Sentimental-Analysis
Property | Value |
---|---|
Parameter Count | 67M parameters |
Model Type | DistilBERT |
Tensor Type | F32 |
Downloads | 139,949 |
What is Sentimental-Analysis?
Sentimental-Analysis is a powerful text classification model built on DistilBERT architecture, designed to analyze and classify text into three sentiment categories: positive, negative, and neutral. Created by Dmyadav2001, this model has gained significant traction with nearly 140,000 downloads, demonstrating its utility in real-world applications.
Implementation Details
The model leverages DistilBERT's efficient architecture, implementing a three-class classification system using state-of-the-art transformer technology. It utilizes F32 tensor types and includes comprehensive text preprocessing capabilities for handling special characters, links, and user mentions.
- Built on DistilBERT's lightweight architecture (67M parameters)

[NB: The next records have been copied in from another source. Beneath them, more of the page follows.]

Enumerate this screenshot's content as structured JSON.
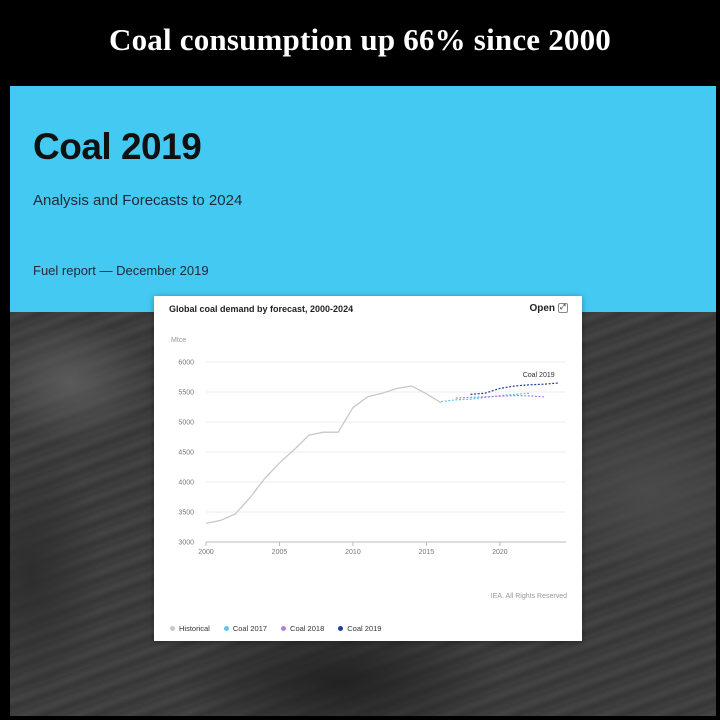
{
  "headline": "Coal consumption up 66% since 2000",
  "report": {
    "title": "Coal 2019",
    "subtitle": "Analysis and Forecasts to 2024",
    "meta": "Fuel report — December 2019"
  },
  "card": {
    "open_label": "Open",
    "open_icon": "expand-icon",
    "rights": "IEA. All Rights Reserved"
  },
  "colors": {
    "banner": "#44c9f2",
    "historical": "#c8c8c8",
    "coal2017": "#5fc6ee",
    "coal2018": "#a983e0",
    "coal2019": "#1f3f9e"
  },
  "chart_data": {
    "type": "line",
    "title": "Global coal demand by forecast, 2000-2024",
    "ylabel": "Mtce",
    "xlabel": "",
    "xlim": [
      2000,
      2024.5
    ],
    "ylim": [
      3000,
      6000
    ],
    "xticks": [
      2000,
      2005,
      2010,
      2015,
      2020
    ],
    "yticks": [
      3000,
      3500,
      4000,
      4500,
      5000,
      5500,
      6000
    ],
    "grid": true,
    "legend_position": "bottom",
    "annotation": "Coal 2019",
    "series": [
      {
        "name": "Historical",
        "dash": "solid",
        "x": [
          2000,
          2001,
          2002,
          2003,
          2004,
          2005,
          2006,
          2007,
          2008,
          2009,
          2010,
          2011,
          2012,
          2013,
          2014,
          2015,
          2016
        ],
        "y": [
          3310,
          3360,
          3470,
          3740,
          4060,
          4320,
          4540,
          4780,
          4830,
          4830,
          5240,
          5420,
          5480,
          5560,
          5600,
          5470,
          5320
        ]
      },
      {
        "name": "Coal 2017",
        "dash": "dotted",
        "x": [
          2016,
          2017,
          2018,
          2019,
          2020,
          2021,
          2022
        ],
        "y": [
          5340,
          5370,
          5380,
          5410,
          5440,
          5460,
          5480
        ]
      },
      {
        "name": "Coal 2018",
        "dash": "dotted",
        "x": [
          2017,
          2018,
          2019,
          2020,
          2021,
          2022,
          2023
        ],
        "y": [
          5400,
          5410,
          5420,
          5430,
          5440,
          5435,
          5420
        ]
      },
      {
        "name": "Coal 2019",
        "dash": "dotted",
        "x": [
          2018,
          2019,
          2020,
          2021,
          2022,
          2023,
          2024
        ],
        "y": [
          5460,
          5480,
          5560,
          5600,
          5620,
          5630,
          5650
        ]
      }
    ]
  }
}
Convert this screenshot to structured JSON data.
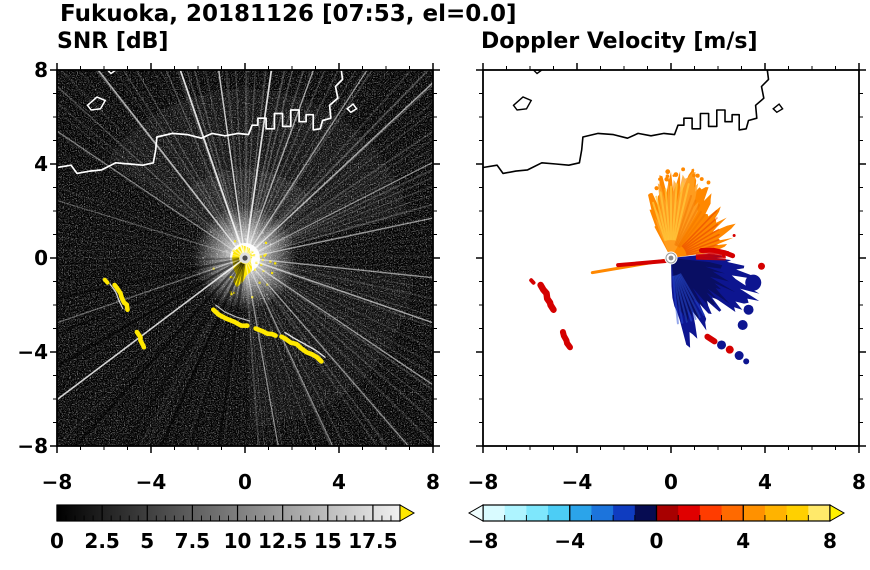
{
  "title": "Fukuoka, 20181126 [07:53, el=0.0]",
  "panels": [
    {
      "subtitle": "SNR [dB]",
      "x_tick_labels": [
        "−8",
        "−4",
        "0",
        "4",
        "8"
      ],
      "y_tick_labels": [
        "8",
        "4",
        "0",
        "−4",
        "−8"
      ],
      "colorbar": {
        "tick_labels": [
          "0",
          "2.5",
          "5",
          "7.5",
          "10",
          "12.5",
          "15",
          "17.5"
        ],
        "tick_values": [
          0,
          2.5,
          5,
          7.5,
          10,
          12.5,
          15,
          17.5
        ],
        "range": [
          0,
          19
        ],
        "start_color": "#000000",
        "end_color": "#f0f0f0",
        "over_arrow_color": "#ffe800"
      }
    },
    {
      "subtitle": "Doppler Velocity [m/s]",
      "x_tick_labels": [
        "−8",
        "−4",
        "0",
        "4",
        "8"
      ],
      "y_tick_labels": [],
      "colorbar": {
        "tick_labels": [
          "−8",
          "−4",
          "0",
          "4",
          "8"
        ],
        "tick_values": [
          -8,
          -4,
          0,
          4,
          8
        ],
        "range": [
          -8,
          8
        ],
        "segment_colors": [
          "#d9fbff",
          "#aef4ff",
          "#7ee7fc",
          "#4ccdf5",
          "#2ba4ea",
          "#1c74dc",
          "#0f3cc0",
          "#060c52",
          "#a80000",
          "#e00000",
          "#ff3c00",
          "#ff6a00",
          "#ff9100",
          "#ffb300",
          "#ffd000",
          "#ffe96a"
        ],
        "under_arrow_color": "#effeff",
        "over_arrow_color": "#fff200"
      }
    }
  ],
  "chart_data": {
    "type": "heatmap",
    "title": "Fukuoka, 20181126 [07:53, el=0.0]",
    "station": "Fukuoka",
    "date": "20181126",
    "time": "07:53",
    "elevation_deg": 0.0,
    "x_range": [
      -8,
      8
    ],
    "y_range": [
      -8,
      8
    ],
    "radar_site_xy": [
      0,
      0
    ],
    "panels": [
      {
        "name": "SNR",
        "units": "dB",
        "scale_range": [
          0,
          19
        ],
        "over_range_color": "#ffe800",
        "description": "PPI of signal-to-noise ratio: dark speckle background, bright radial streaks from the radar site, saturated yellow clutter at the site and along coastal arcs southwest and south of the site, white coastline across the north."
      },
      {
        "name": "Doppler Velocity",
        "units": "m/s",
        "scale_range": [
          -8,
          8
        ],
        "description": "PPI of Doppler velocity: orange fan (positive, ~+2 to +5 m/s) in the north-to-east sector, dark navy fan (negative, ~−1 to −3 m/s) in the east-to-south sector, red clutter patches to the southwest, black coastline across the north."
      }
    ],
    "palette": {
      "orange": "#ff8800",
      "light_orange": "#ffa126",
      "yellow": "#ffe800",
      "navy": "#0d1590",
      "dark_navy": "#060a46",
      "red": "#d40000",
      "white": "#ffffff"
    },
    "coastline": {
      "main": [
        [
          -8,
          3.85
        ],
        [
          -7.4,
          3.95
        ],
        [
          -7.15,
          3.6
        ],
        [
          -6.6,
          3.7
        ],
        [
          -6.1,
          3.75
        ],
        [
          -5.5,
          4.05
        ],
        [
          -4.9,
          4.0
        ],
        [
          -4.35,
          3.95
        ],
        [
          -3.9,
          4.05
        ],
        [
          -3.8,
          4.6
        ],
        [
          -3.75,
          5.15
        ],
        [
          -3.1,
          5.3
        ],
        [
          -2.45,
          5.25
        ],
        [
          -1.85,
          5.1
        ],
        [
          -1.4,
          5.3
        ],
        [
          -0.85,
          5.2
        ],
        [
          -0.3,
          5.3
        ],
        [
          0.15,
          5.25
        ],
        [
          0.3,
          5.65
        ],
        [
          0.55,
          5.65
        ],
        [
          0.55,
          5.95
        ],
        [
          0.9,
          5.95
        ],
        [
          0.9,
          5.5
        ],
        [
          1.25,
          5.5
        ],
        [
          1.25,
          6.15
        ],
        [
          1.6,
          6.15
        ],
        [
          1.6,
          5.6
        ],
        [
          1.95,
          5.6
        ],
        [
          1.95,
          6.3
        ],
        [
          2.3,
          6.3
        ],
        [
          2.3,
          5.8
        ],
        [
          2.6,
          5.8
        ],
        [
          2.6,
          6.1
        ],
        [
          2.9,
          6.1
        ],
        [
          2.9,
          5.45
        ],
        [
          3.2,
          5.5
        ],
        [
          3.3,
          5.85
        ],
        [
          3.65,
          5.95
        ],
        [
          3.6,
          6.5
        ],
        [
          3.95,
          6.8
        ],
        [
          3.85,
          7.3
        ],
        [
          4.15,
          7.6
        ],
        [
          4.1,
          8.0
        ]
      ],
      "islands": [
        [
          [
            -6.7,
            6.5
          ],
          [
            -6.3,
            6.85
          ],
          [
            -5.95,
            6.7
          ],
          [
            -6.15,
            6.35
          ],
          [
            -6.55,
            6.3
          ]
        ],
        [
          [
            4.35,
            6.35
          ],
          [
            4.6,
            6.55
          ],
          [
            4.75,
            6.35
          ],
          [
            4.5,
            6.2
          ]
        ],
        [
          [
            -5.7,
            7.85
          ],
          [
            -5.5,
            8.0
          ],
          [
            -5.85,
            8.0
          ]
        ]
      ]
    },
    "clutter_arcs": {
      "A": [
        [
          -1.35,
          -2.2
        ],
        [
          -0.95,
          -2.5
        ],
        [
          -0.45,
          -2.72
        ],
        [
          0.1,
          -2.88
        ]
      ],
      "B": [
        [
          0.45,
          -3.0
        ],
        [
          0.95,
          -3.22
        ],
        [
          1.3,
          -3.3
        ]
      ],
      "C": [
        [
          1.55,
          -3.35
        ],
        [
          1.95,
          -3.6
        ],
        [
          2.4,
          -3.85
        ],
        [
          2.85,
          -4.1
        ],
        [
          3.25,
          -4.4
        ]
      ],
      "D": [
        [
          -5.55,
          -1.15
        ],
        [
          -5.3,
          -1.5
        ],
        [
          -5.15,
          -1.9
        ],
        [
          -5.0,
          -2.2
        ]
      ],
      "E": [
        [
          -4.6,
          -3.15
        ],
        [
          -4.45,
          -3.5
        ],
        [
          -4.3,
          -3.8
        ]
      ],
      "F": [
        [
          -5.95,
          -0.95
        ],
        [
          -5.85,
          -1.05
        ]
      ]
    },
    "snr_center_blob": [
      [
        -0.15,
        0.55
      ],
      [
        0.2,
        0.42
      ],
      [
        0.34,
        0.12
      ],
      [
        0.25,
        -0.2
      ],
      [
        0.28,
        -0.55
      ],
      [
        0.05,
        -0.75
      ],
      [
        -0.12,
        -1.05
      ],
      [
        -0.35,
        -1.25
      ],
      [
        -0.5,
        -1.0
      ],
      [
        -0.38,
        -0.7
      ],
      [
        -0.5,
        -0.35
      ],
      [
        -0.55,
        0.0
      ],
      [
        -0.45,
        0.3
      ]
    ],
    "velocity_fans": {
      "orange_keys": [
        [
          -28,
          1.6
        ],
        [
          -20,
          2.5
        ],
        [
          -12,
          2.9
        ],
        [
          -4,
          3.1
        ],
        [
          4,
          3.3
        ],
        [
          12,
          3.45
        ],
        [
          20,
          3.2
        ],
        [
          28,
          3.0
        ],
        [
          36,
          2.6
        ],
        [
          44,
          3.1
        ],
        [
          52,
          2.75
        ],
        [
          60,
          2.6
        ],
        [
          68,
          2.45
        ],
        [
          76,
          2.2
        ],
        [
          82,
          1.9
        ]
      ],
      "blue_keys": [
        [
          84,
          1.9
        ],
        [
          92,
          2.4
        ],
        [
          100,
          2.9
        ],
        [
          108,
          3.3
        ],
        [
          116,
          3.6
        ],
        [
          124,
          3.35
        ],
        [
          132,
          3.0
        ],
        [
          140,
          2.7
        ],
        [
          148,
          2.75
        ],
        [
          156,
          3.0
        ],
        [
          164,
          3.25
        ],
        [
          170,
          3.3
        ],
        [
          175,
          2.3
        ],
        [
          179,
          1.2
        ]
      ],
      "orange_ray": [
        [
          -0.15,
          -0.08
        ],
        [
          -3.35,
          -0.62
        ]
      ],
      "red_ray": [
        [
          -0.1,
          -0.12
        ],
        [
          -2.25,
          -0.3
        ]
      ],
      "boundary_red_arc": [
        [
          1.3,
          0.32
        ],
        [
          1.8,
          0.33
        ],
        [
          2.3,
          0.22
        ],
        [
          2.62,
          0.1
        ]
      ]
    }
  }
}
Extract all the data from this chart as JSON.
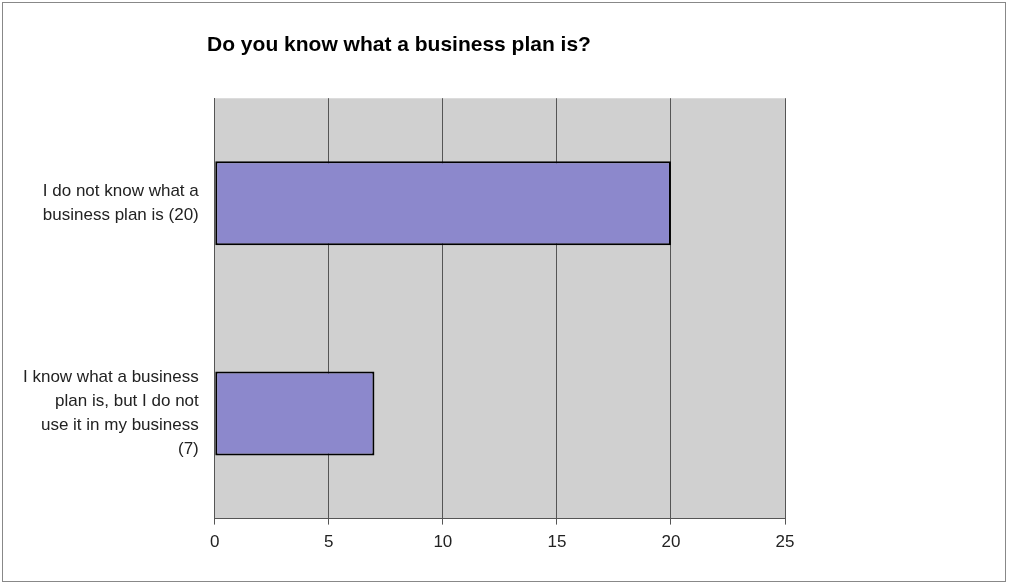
{
  "chart_data": {
    "type": "bar",
    "orientation": "horizontal",
    "title": "Do you know what a business plan is?",
    "categories": [
      "I do not know what a business plan is (20)",
      "I know what a business plan is, but I do not use it in my business (7)"
    ],
    "values": [
      20,
      7
    ],
    "color": "#8c88cc",
    "xlim": [
      0,
      25
    ],
    "xticks": [
      0,
      5,
      10,
      15,
      20,
      25
    ],
    "grid": "x"
  }
}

- Includes custom tokenization and preprocessing pipeline
- Supports three-class sentiment classification
- Implements efficient training configuration systems
Core Capabilities
- Text preprocessing and cleaning
- Multi-class sentiment classification
- Efficient inference with DistilBERT architecture
- Support for custom dataset integration
- Evaluation and performance metrics generation
Frequently Asked Questions
Q: What makes this model unique?
This model stands out for its efficient implementation of sentiment analysis using DistilBERT, offering a perfect balance between performance and computational efficiency. With 67M parameters, it's significantly lighter than full BERT models while maintaining robust classification capabilities.
Q: What are the recommended use cases?
The model is ideal for sentiment analysis in customer feedback systems, social media monitoring, product review analysis, and any application requiring efficient text sentiment classification. It's particularly suitable for deployments where computational resources are limited but accurate sentiment analysis is crucial.